Inter RAO owns or controls several Georgian utilities, including Telasi, the country’s largest electricity provider, which serves Tbilisi. The utility controls about 35 percent of Georgia’s power market, spokesman Boris Zverev said.

“When I was prime minister, we encouraged all companies, including Russian, to invest in Georgia, and if I had to do it all over again I’d do the same,” Zurab Noghaideli, who served as prime minister from February 2005 to November 2007, said in an interview.

“The issue is what you allow investors to own,” he said. “I made a decision not to privatize strategic assets for security reasons, and that was when our relationship with Russia was relatively good. Our relations began to deteriorate in 2006, and that’s when people began to question Russian investment.”

Telasi spokesman Valery Pantsulaia said the company concentrated on providing power for Tbilisi and “has never gotten involved in politics.” Telasi has productive working relationships with Tbilisi City Hall and Georgian companies, he said.

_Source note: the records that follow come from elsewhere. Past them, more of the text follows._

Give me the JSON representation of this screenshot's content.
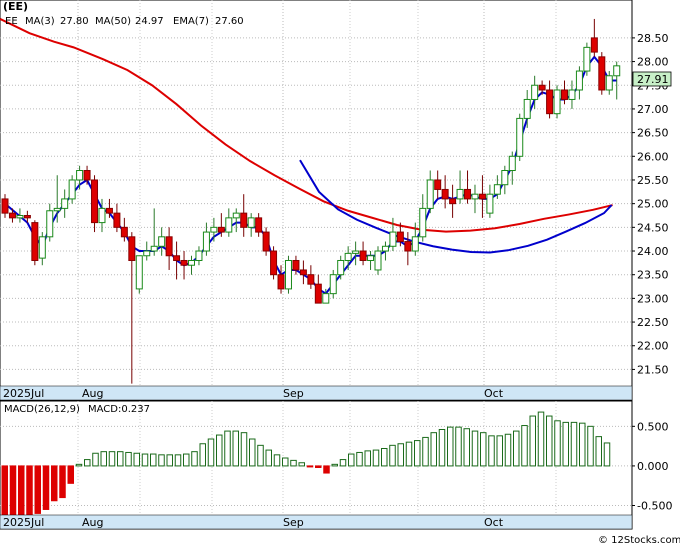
{
  "ticker": "(EE)",
  "copyright": "© 12Stocks.com",
  "colors": {
    "up": "#1a8a1a",
    "down": "#dd0000",
    "ma_fast": "#0000cc",
    "ma_slow": "#dd0000",
    "macd": "#1a6a1a",
    "axis_bar": "#cfe6f6",
    "price_tag": "#c8f0c8"
  },
  "legend": {
    "symbol": "EE",
    "ma3_label": "MA(3)",
    "ma3_value": "27.80",
    "ma50_label": "MA(50)",
    "ma50_value": "24.97",
    "ema7_label": "EMA(7)",
    "ema7_value": "27.60"
  },
  "last_price_label": "27.91",
  "macd_legend": {
    "label": "MACD(26,12,9)",
    "value_label": "MACD:0.237"
  },
  "chart_data": [
    {
      "type": "candlestick",
      "y_ticks": [
        "21.50",
        "22.00",
        "22.50",
        "23.00",
        "23.50",
        "24.00",
        "24.50",
        "25.00",
        "25.50",
        "26.00",
        "26.50",
        "27.00",
        "27.50",
        "28.00",
        "28.50"
      ],
      "x_labels": [
        "2025Jul",
        "Aug",
        "Sep",
        "Oct"
      ],
      "ylim": [
        21.15,
        29.3
      ],
      "candles": [
        [
          25.1,
          25.2,
          24.7,
          24.8
        ],
        [
          24.8,
          24.9,
          24.6,
          24.7
        ],
        [
          24.7,
          24.9,
          24.6,
          24.75
        ],
        [
          24.75,
          24.85,
          24.6,
          24.7
        ],
        [
          24.6,
          24.65,
          23.7,
          23.8
        ],
        [
          23.85,
          24.4,
          23.7,
          24.3
        ],
        [
          24.3,
          25.0,
          24.2,
          24.85
        ],
        [
          24.85,
          25.6,
          24.6,
          24.9
        ],
        [
          24.9,
          25.3,
          24.7,
          25.1
        ],
        [
          25.1,
          25.6,
          25.0,
          25.5
        ],
        [
          25.5,
          25.8,
          25.3,
          25.7
        ],
        [
          25.7,
          25.8,
          25.4,
          25.5
        ],
        [
          25.5,
          25.6,
          24.4,
          24.6
        ],
        [
          24.6,
          25.1,
          24.4,
          24.9
        ],
        [
          24.9,
          25.1,
          24.7,
          24.8
        ],
        [
          24.8,
          25.0,
          24.4,
          24.5
        ],
        [
          24.5,
          24.7,
          24.2,
          24.3
        ],
        [
          24.3,
          24.4,
          21.2,
          23.8
        ],
        [
          23.2,
          23.9,
          23.1,
          23.9
        ],
        [
          23.9,
          24.2,
          23.8,
          24.0
        ],
        [
          24.0,
          24.9,
          23.9,
          24.1
        ],
        [
          24.1,
          24.5,
          23.9,
          24.3
        ],
        [
          24.3,
          24.5,
          23.6,
          23.9
        ],
        [
          23.9,
          24.2,
          23.4,
          23.8
        ],
        [
          23.8,
          24.0,
          23.4,
          23.7
        ],
        [
          23.7,
          23.9,
          23.5,
          23.8
        ],
        [
          23.8,
          24.1,
          23.7,
          24.0
        ],
        [
          24.0,
          24.6,
          23.9,
          24.4
        ],
        [
          24.4,
          24.7,
          24.2,
          24.5
        ],
        [
          24.5,
          24.8,
          24.3,
          24.4
        ],
        [
          24.4,
          24.9,
          24.3,
          24.7
        ],
        [
          24.7,
          24.9,
          24.4,
          24.8
        ],
        [
          24.8,
          25.2,
          24.3,
          24.5
        ],
        [
          24.5,
          24.8,
          24.3,
          24.7
        ],
        [
          24.7,
          24.8,
          24.3,
          24.4
        ],
        [
          24.4,
          24.5,
          23.9,
          24.0
        ],
        [
          24.0,
          24.1,
          23.4,
          23.5
        ],
        [
          23.5,
          23.7,
          23.1,
          23.2
        ],
        [
          23.2,
          23.9,
          23.1,
          23.8
        ],
        [
          23.8,
          23.9,
          23.5,
          23.6
        ],
        [
          23.6,
          23.8,
          23.3,
          23.5
        ],
        [
          23.5,
          23.7,
          23.2,
          23.3
        ],
        [
          23.3,
          23.5,
          22.9,
          22.9
        ],
        [
          22.9,
          23.2,
          22.9,
          23.1
        ],
        [
          23.1,
          23.6,
          23.0,
          23.5
        ],
        [
          23.5,
          23.9,
          23.4,
          23.8
        ],
        [
          23.8,
          24.1,
          23.6,
          23.95
        ],
        [
          23.95,
          24.2,
          23.7,
          24.0
        ],
        [
          24.0,
          24.2,
          23.7,
          23.8
        ],
        [
          23.8,
          24.0,
          23.6,
          23.9
        ],
        [
          23.6,
          24.1,
          23.5,
          24.0
        ],
        [
          24.0,
          24.2,
          23.8,
          24.1
        ],
        [
          24.1,
          24.7,
          24.0,
          24.4
        ],
        [
          24.4,
          24.6,
          24.1,
          24.2
        ],
        [
          24.2,
          24.4,
          23.7,
          24.0
        ],
        [
          24.0,
          24.6,
          23.9,
          24.3
        ],
        [
          24.3,
          25.2,
          24.2,
          24.9
        ],
        [
          24.9,
          25.7,
          24.8,
          25.5
        ],
        [
          25.5,
          25.7,
          25.1,
          25.3
        ],
        [
          25.3,
          25.6,
          24.9,
          25.1
        ],
        [
          25.1,
          25.4,
          24.7,
          25.0
        ],
        [
          25.1,
          25.7,
          25.0,
          25.3
        ],
        [
          25.3,
          25.7,
          25.0,
          25.1
        ],
        [
          25.1,
          25.4,
          24.8,
          25.2
        ],
        [
          25.2,
          25.6,
          24.7,
          25.1
        ],
        [
          24.8,
          25.4,
          24.7,
          25.2
        ],
        [
          25.2,
          25.6,
          25.1,
          25.4
        ],
        [
          25.4,
          25.8,
          25.2,
          25.7
        ],
        [
          25.7,
          26.1,
          25.4,
          26.0
        ],
        [
          26.0,
          26.9,
          25.9,
          26.8
        ],
        [
          26.8,
          27.4,
          26.6,
          27.2
        ],
        [
          27.2,
          27.7,
          27.0,
          27.5
        ],
        [
          27.5,
          27.6,
          27.3,
          27.4
        ],
        [
          27.4,
          27.6,
          26.8,
          26.9
        ],
        [
          26.9,
          27.5,
          26.8,
          27.4
        ],
        [
          27.4,
          27.6,
          27.1,
          27.2
        ],
        [
          27.2,
          27.6,
          27.0,
          27.4
        ],
        [
          27.4,
          27.9,
          27.2,
          27.8
        ],
        [
          27.8,
          28.4,
          27.7,
          28.3
        ],
        [
          28.5,
          28.9,
          28.1,
          28.2
        ],
        [
          28.1,
          28.2,
          27.3,
          27.4
        ],
        [
          27.4,
          27.8,
          27.3,
          27.7
        ],
        [
          27.7,
          28.0,
          27.2,
          27.91
        ]
      ],
      "ma_fast_path": [
        [
          0,
          25.0
        ],
        [
          3,
          24.6
        ],
        [
          4,
          24.3
        ],
        [
          5,
          24.1
        ],
        [
          6,
          24.5
        ],
        [
          7,
          24.8
        ],
        [
          8,
          25.0
        ],
        [
          9,
          25.2
        ],
        [
          10,
          25.4
        ],
        [
          11,
          25.5
        ],
        [
          12,
          25.2
        ],
        [
          13,
          24.9
        ],
        [
          14,
          24.8
        ],
        [
          15,
          24.6
        ],
        [
          16,
          24.4
        ],
        [
          17,
          24.1
        ],
        [
          18,
          24.0
        ],
        [
          19,
          24.0
        ],
        [
          20,
          24.0
        ],
        [
          21,
          24.1
        ],
        [
          22,
          24.0
        ],
        [
          23,
          23.8
        ],
        [
          24,
          23.7
        ],
        [
          25,
          23.75
        ],
        [
          26,
          23.9
        ],
        [
          27,
          24.1
        ],
        [
          28,
          24.3
        ],
        [
          29,
          24.4
        ],
        [
          30,
          24.5
        ],
        [
          31,
          24.6
        ],
        [
          32,
          24.6
        ],
        [
          33,
          24.5
        ],
        [
          34,
          24.5
        ],
        [
          35,
          24.3
        ],
        [
          36,
          23.8
        ],
        [
          37,
          23.5
        ],
        [
          38,
          23.6
        ],
        [
          39,
          23.6
        ],
        [
          40,
          23.5
        ],
        [
          41,
          23.4
        ],
        [
          42,
          23.2
        ],
        [
          43,
          23.1
        ],
        [
          44,
          23.3
        ],
        [
          45,
          23.5
        ],
        [
          46,
          23.7
        ],
        [
          47,
          23.9
        ],
        [
          48,
          23.9
        ],
        [
          49,
          23.9
        ],
        [
          50,
          23.9
        ],
        [
          51,
          24.0
        ],
        [
          52,
          24.2
        ],
        [
          53,
          24.2
        ],
        [
          54,
          24.1
        ],
        [
          55,
          24.2
        ],
        [
          56,
          24.5
        ],
        [
          57,
          24.9
        ],
        [
          58,
          25.1
        ],
        [
          59,
          25.15
        ],
        [
          60,
          25.1
        ],
        [
          61,
          25.15
        ],
        [
          62,
          25.2
        ],
        [
          63,
          25.15
        ],
        [
          64,
          25.1
        ],
        [
          65,
          25.1
        ],
        [
          66,
          25.2
        ],
        [
          67,
          25.5
        ],
        [
          68,
          25.8
        ],
        [
          69,
          26.3
        ],
        [
          70,
          26.8
        ],
        [
          71,
          27.2
        ],
        [
          72,
          27.35
        ],
        [
          73,
          27.3
        ],
        [
          74,
          27.2
        ],
        [
          75,
          27.2
        ],
        [
          76,
          27.3
        ],
        [
          77,
          27.5
        ],
        [
          78,
          27.9
        ],
        [
          79,
          28.1
        ],
        [
          80,
          27.9
        ],
        [
          81,
          27.6
        ],
        [
          82,
          27.6
        ]
      ],
      "ma_slow_path": [
        [
          0,
          25.92
        ],
        [
          5,
          25.25
        ],
        [
          10,
          24.88
        ],
        [
          15,
          24.66
        ],
        [
          20,
          24.49
        ],
        [
          25,
          24.33
        ],
        [
          30,
          24.2
        ],
        [
          35,
          24.1
        ],
        [
          40,
          24.03
        ],
        [
          45,
          23.98
        ],
        [
          50,
          23.97
        ],
        [
          55,
          24.02
        ],
        [
          60,
          24.11
        ],
        [
          65,
          24.24
        ],
        [
          70,
          24.41
        ],
        [
          75,
          24.59
        ],
        [
          80,
          24.8
        ],
        [
          82,
          24.97
        ]
      ],
      "ema_path": [
        [
          -1,
          28.9
        ],
        [
          5,
          28.6
        ],
        [
          10,
          28.42
        ],
        [
          14,
          28.3
        ],
        [
          20,
          28.05
        ],
        [
          25,
          27.82
        ],
        [
          30,
          27.5
        ],
        [
          35,
          27.1
        ],
        [
          40,
          26.65
        ],
        [
          45,
          26.25
        ],
        [
          50,
          25.9
        ],
        [
          55,
          25.6
        ],
        [
          60,
          25.32
        ],
        [
          65,
          25.05
        ],
        [
          70,
          24.85
        ],
        [
          75,
          24.7
        ],
        [
          80,
          24.55
        ],
        [
          85,
          24.45
        ],
        [
          90,
          24.41
        ],
        [
          95,
          24.43
        ],
        [
          100,
          24.48
        ],
        [
          105,
          24.57
        ],
        [
          110,
          24.68
        ],
        [
          115,
          24.77
        ],
        [
          120,
          24.87
        ],
        [
          124,
          24.97
        ]
      ]
    },
    {
      "type": "bar",
      "y_ticks": [
        "-0.500",
        "0.000",
        "0.500"
      ],
      "x_labels": [
        "2025Jul",
        "Aug",
        "Sep",
        "Oct"
      ],
      "ylim": [
        -0.62,
        0.82
      ],
      "values": [
        -0.62,
        -0.62,
        -0.62,
        -0.62,
        -0.6,
        -0.55,
        -0.44,
        -0.4,
        -0.22,
        0.02,
        0.08,
        0.16,
        0.18,
        0.18,
        0.18,
        0.17,
        0.16,
        0.15,
        0.15,
        0.14,
        0.14,
        0.14,
        0.15,
        0.18,
        0.28,
        0.34,
        0.39,
        0.44,
        0.44,
        0.42,
        0.34,
        0.26,
        0.2,
        0.14,
        0.1,
        0.07,
        0.04,
        -0.01,
        -0.02,
        -0.09,
        0.02,
        0.08,
        0.15,
        0.17,
        0.19,
        0.2,
        0.22,
        0.26,
        0.28,
        0.3,
        0.32,
        0.36,
        0.42,
        0.46,
        0.49,
        0.49,
        0.47,
        0.44,
        0.42,
        0.38,
        0.38,
        0.4,
        0.44,
        0.51,
        0.63,
        0.68,
        0.63,
        0.57,
        0.55,
        0.55,
        0.54,
        0.5,
        0.37,
        0.29
      ]
    }
  ]
}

Other major Russian companies working in Georgia include gas producer Itera, which owns gas distribution facilities across the country.

VTB Bank Georgia, a unit of VTB Group, has been in Georgia since 2005 and has at least 15 outlets in Tbilisi and 14 more throughout the country. VTB Group owns 77.6 percent of the Georgian unit, according to its web site.

Russian investors also have a stake in GeoProMining, which owns Madneuli, Georgia’s largest miner, spokeswoman Tamar Liluashvili said.

Two former economic development ministers, Kakha Bendukidze and Eka Sharashidze, echoed Saakashvili in downplaying the threat posed by Russian strategic investments in Georgia eight months after the war and even as Russian economic sanctions remain in place.

They also said the opposition ignores the fact that companies from other countries — including Kazakhstan, Azerbaijan, Turkey, Israel, Ukraine and the United Arab Emirates — have investments equal to or exceeding those from Russia.

“Our opponents say that Russia will use its investments as leverage to sabotage us, but I can assure you that if the Russians cut off water or electricity, they’ll get a big bang on the head,” Bendukidze said in an interview. “We won’t put up with that.”